Les entreprises québécoises du secteur de la transformation de l’aluminium sont des expertes de l’innovation par possibilités. Ne disposant pas des ressources considérables des grands producteurs d’aluminium, ces PME parviennent à apporter de nouvelles solutions sur le marché grâce à leurs capacités à adapter leurs savoir-faire.

L’innovation en aluminium a deux visages au Québec. Il y a celui, connu, des grands producteurs d’aluminium, qui déploient des projets d’envergure considérable, comme Elysis, qui doit permettre de fabriquer de l’aluminium à partir d’un procédé décarboné.

L’autre visage de l’innovation québécoise en aluminium est celui de multiples PME du secteur de la transformation, qui s’y prennent bien différemment pour mettre au point leurs trouvailles. « Ces entreprises adoptent des démarches ponctuelles, en se lançant dans des créneaux qu’elles ont bien identifiés », souligne François Racine, président d’AluQuébec, le centre québécois d’expertise et d’innovation sur l’aluminium.

PHOTO FLORIAN LEROY, COLLABORATION SPÉCIALE

François Racine, président d’AluQuébec

Maillage serré

Pour innover et séduire de nouveaux marchés, ces PME peuvent s’appuyer sur la richesse de l’écosystème québécois dans le domaine de l’aluminium. « Les centres de recherche et les programmes de financement peuvent accompagner le développement de nouveaux produits », salue François Racine. Les PME peuvent aussi s’appuyer sur l’agilité propre à leur petite taille, qui les rend capables de saisir des occasions prometteuses.

Parmi ces PME innovantes, A3 Surfaces symbolise ce type de démarche conjuguant d’importants efforts de recherche et la détection de possibilités sur des marchés autres que son marché naturel. Cette entreprise de 14 employés établie à Chicoutimi a déposé des brevets pour son traitement de surfaces antimicrobien par anodisation de l’aluminium.

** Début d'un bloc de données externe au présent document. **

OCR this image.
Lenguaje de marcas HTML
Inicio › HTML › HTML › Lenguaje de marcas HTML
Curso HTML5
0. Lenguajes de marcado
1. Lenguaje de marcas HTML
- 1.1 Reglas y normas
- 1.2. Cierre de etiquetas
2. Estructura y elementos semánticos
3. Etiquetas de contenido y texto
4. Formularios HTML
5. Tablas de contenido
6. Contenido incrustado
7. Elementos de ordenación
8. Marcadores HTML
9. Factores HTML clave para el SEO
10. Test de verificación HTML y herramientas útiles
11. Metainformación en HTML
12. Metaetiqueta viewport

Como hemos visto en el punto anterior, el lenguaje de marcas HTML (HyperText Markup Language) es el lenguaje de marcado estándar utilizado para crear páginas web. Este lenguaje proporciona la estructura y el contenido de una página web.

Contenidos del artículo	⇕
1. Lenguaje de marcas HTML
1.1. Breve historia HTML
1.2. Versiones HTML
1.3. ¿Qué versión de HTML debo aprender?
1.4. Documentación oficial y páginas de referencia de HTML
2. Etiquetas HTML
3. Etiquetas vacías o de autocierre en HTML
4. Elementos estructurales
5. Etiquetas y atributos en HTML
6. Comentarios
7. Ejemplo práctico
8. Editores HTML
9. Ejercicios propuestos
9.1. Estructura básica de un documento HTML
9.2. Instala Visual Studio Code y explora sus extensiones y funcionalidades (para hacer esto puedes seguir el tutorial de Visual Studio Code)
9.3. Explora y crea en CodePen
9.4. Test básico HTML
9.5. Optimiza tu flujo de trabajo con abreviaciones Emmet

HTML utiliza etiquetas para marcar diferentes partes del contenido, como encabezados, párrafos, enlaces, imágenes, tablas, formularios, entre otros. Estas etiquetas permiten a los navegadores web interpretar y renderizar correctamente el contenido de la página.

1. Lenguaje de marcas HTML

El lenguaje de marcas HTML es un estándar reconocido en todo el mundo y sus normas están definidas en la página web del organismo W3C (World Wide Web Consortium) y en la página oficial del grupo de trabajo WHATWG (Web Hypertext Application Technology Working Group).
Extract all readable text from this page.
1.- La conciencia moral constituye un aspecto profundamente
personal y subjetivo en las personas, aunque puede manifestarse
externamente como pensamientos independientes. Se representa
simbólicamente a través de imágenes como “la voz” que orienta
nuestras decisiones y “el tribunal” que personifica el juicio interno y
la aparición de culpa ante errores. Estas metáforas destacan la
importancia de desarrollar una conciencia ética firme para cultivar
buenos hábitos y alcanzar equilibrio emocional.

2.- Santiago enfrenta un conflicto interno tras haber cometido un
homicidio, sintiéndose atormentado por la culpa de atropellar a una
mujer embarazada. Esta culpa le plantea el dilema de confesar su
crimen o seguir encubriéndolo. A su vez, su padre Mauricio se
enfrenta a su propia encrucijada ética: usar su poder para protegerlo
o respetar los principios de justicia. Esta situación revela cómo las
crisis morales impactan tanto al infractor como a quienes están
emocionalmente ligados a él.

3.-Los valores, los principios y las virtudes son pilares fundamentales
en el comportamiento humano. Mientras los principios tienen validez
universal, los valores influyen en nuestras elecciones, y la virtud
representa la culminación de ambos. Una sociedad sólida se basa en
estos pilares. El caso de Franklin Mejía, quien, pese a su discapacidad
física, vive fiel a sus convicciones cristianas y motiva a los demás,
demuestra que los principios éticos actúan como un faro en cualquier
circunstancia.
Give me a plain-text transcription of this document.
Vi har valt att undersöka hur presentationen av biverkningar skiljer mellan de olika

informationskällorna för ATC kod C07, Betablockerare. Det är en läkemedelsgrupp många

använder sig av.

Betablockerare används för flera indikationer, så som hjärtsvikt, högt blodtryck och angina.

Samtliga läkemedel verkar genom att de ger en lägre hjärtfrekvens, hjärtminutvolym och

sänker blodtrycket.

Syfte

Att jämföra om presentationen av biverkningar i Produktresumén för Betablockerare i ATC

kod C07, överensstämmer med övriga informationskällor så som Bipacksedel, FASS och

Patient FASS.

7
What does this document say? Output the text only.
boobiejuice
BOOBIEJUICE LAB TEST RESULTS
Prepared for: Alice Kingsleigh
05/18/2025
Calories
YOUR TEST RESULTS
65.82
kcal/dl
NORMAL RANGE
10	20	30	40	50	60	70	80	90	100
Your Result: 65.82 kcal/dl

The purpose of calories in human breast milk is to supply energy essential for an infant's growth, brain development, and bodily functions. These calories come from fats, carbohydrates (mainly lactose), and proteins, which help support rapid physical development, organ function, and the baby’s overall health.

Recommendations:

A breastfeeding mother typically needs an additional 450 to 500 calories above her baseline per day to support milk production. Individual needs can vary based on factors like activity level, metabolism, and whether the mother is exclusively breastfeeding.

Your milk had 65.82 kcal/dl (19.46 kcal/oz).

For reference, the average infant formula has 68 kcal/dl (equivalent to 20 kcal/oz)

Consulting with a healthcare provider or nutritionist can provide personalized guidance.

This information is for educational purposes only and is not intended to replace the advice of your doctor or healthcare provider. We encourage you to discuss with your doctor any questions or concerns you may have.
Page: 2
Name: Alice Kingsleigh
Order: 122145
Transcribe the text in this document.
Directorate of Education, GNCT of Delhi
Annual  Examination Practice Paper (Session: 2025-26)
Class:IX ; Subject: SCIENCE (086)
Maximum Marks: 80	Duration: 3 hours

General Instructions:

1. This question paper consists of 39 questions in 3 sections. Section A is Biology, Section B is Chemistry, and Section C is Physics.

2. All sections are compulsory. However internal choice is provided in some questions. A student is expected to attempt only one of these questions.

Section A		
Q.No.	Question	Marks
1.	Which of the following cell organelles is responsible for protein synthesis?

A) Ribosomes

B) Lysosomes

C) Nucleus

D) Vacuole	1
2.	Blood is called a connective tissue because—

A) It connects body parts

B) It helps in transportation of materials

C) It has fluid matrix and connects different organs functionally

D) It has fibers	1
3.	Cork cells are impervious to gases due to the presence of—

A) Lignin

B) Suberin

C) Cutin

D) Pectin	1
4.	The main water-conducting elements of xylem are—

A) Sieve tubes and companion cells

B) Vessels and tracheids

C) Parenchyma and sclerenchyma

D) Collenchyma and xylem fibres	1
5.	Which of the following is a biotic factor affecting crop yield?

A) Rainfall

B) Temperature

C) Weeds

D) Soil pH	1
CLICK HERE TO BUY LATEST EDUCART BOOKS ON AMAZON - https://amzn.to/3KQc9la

Son procédé UmanProtek vise à limiter et éliminer les risques de contamination croisée des maladies bactériennes ou virales. Le marché est considérable : il suffit de penser au bénéfice d’un traitement appliqué aux poignées de porte et aux mains courantes dans les hôpitaux, aux barres d’appui dans le métro et à nombre d’objets touchés fréquemment par des personnes différentes.

L’entreprise travaille déjà pour percer le marché de l’Europe, où trois employés développent l’activité, et pour le Brésil. Son procédé suit présentement le processus réglementaire de Santé Canada en vue de pouvoir être proposé au pays.

Appliquer ailleurs son savoir-faire

Tout en suivant ce processus réglementaire rigoureux – « très long et très dispendieux », précise Myriam Auclair-Gilbert, directrice générale d’A3 Surfaces –, l’entreprise a cherché le moyen d’adapter ses savoir-faire à d’autres marchés. Et la PME chicoutimienne s’est aperçue que le traitement de surfaces par anodisation de l’aluminium intéresse de nombreuses industries telles que les secteurs de la défense, de l’aérospatiale, de l’automobile, de la photonique, de l’optique et de la télédétection par laser, aussi appelée lidar.

Ces différentes industries ont besoin de traiter des pièces en aluminium pour les rendre plus résistantes, par exemple pour être utilisées dans un aéronef, ou conformes à certaines spécifications, comme le respect du noir ultra-profond en optique. Or, A3 Surfaces sait déjà faire de tels traitements. L’entreprise a seulement dû adapter sa technologie en retirant l’aspect antimicrobien pour être en mesure de servir des clients sur de nouveaux marchés.

Comme dans le secteur de la santé, ces industries de pointe apprécient la traçabilité de la production, notamment l’automatisation qui assure le suivi des lots.

Myriam Auclair-Gilbert, directrice générale d’A3 Surfaces

La PME de Chicoutimi vient de lancer sa division A2 Surfaces, spécialisée dans le traitement de surfaces sans l’effet antimicrobien. L’anodisation permet d’appliquer une couche qui peut être aussi fine que cinq micromètres d’épaisseur, soit cinq millièmes de millimètre. L’entreprise peut ainsi exploiter à fond son usine inaugurée en 2021, qui abrite une chaîne d’anodisation automatisée et 21 bassins de traitement de surface.

Pour aborder ces nouveaux marchés, A3 Surfaces a pu compter sur le maillage serré de l’industrie de l’aluminium au Saguenay. « Tout le monde se connaît. On a tous notre rôle à jouer à différents niveaux », observe Myriam Auclair-Gilbert. « Pour chaque projet, on peut trouver de l’aide. Cela aide à monter les marches plus vite », se félicite-t-elle.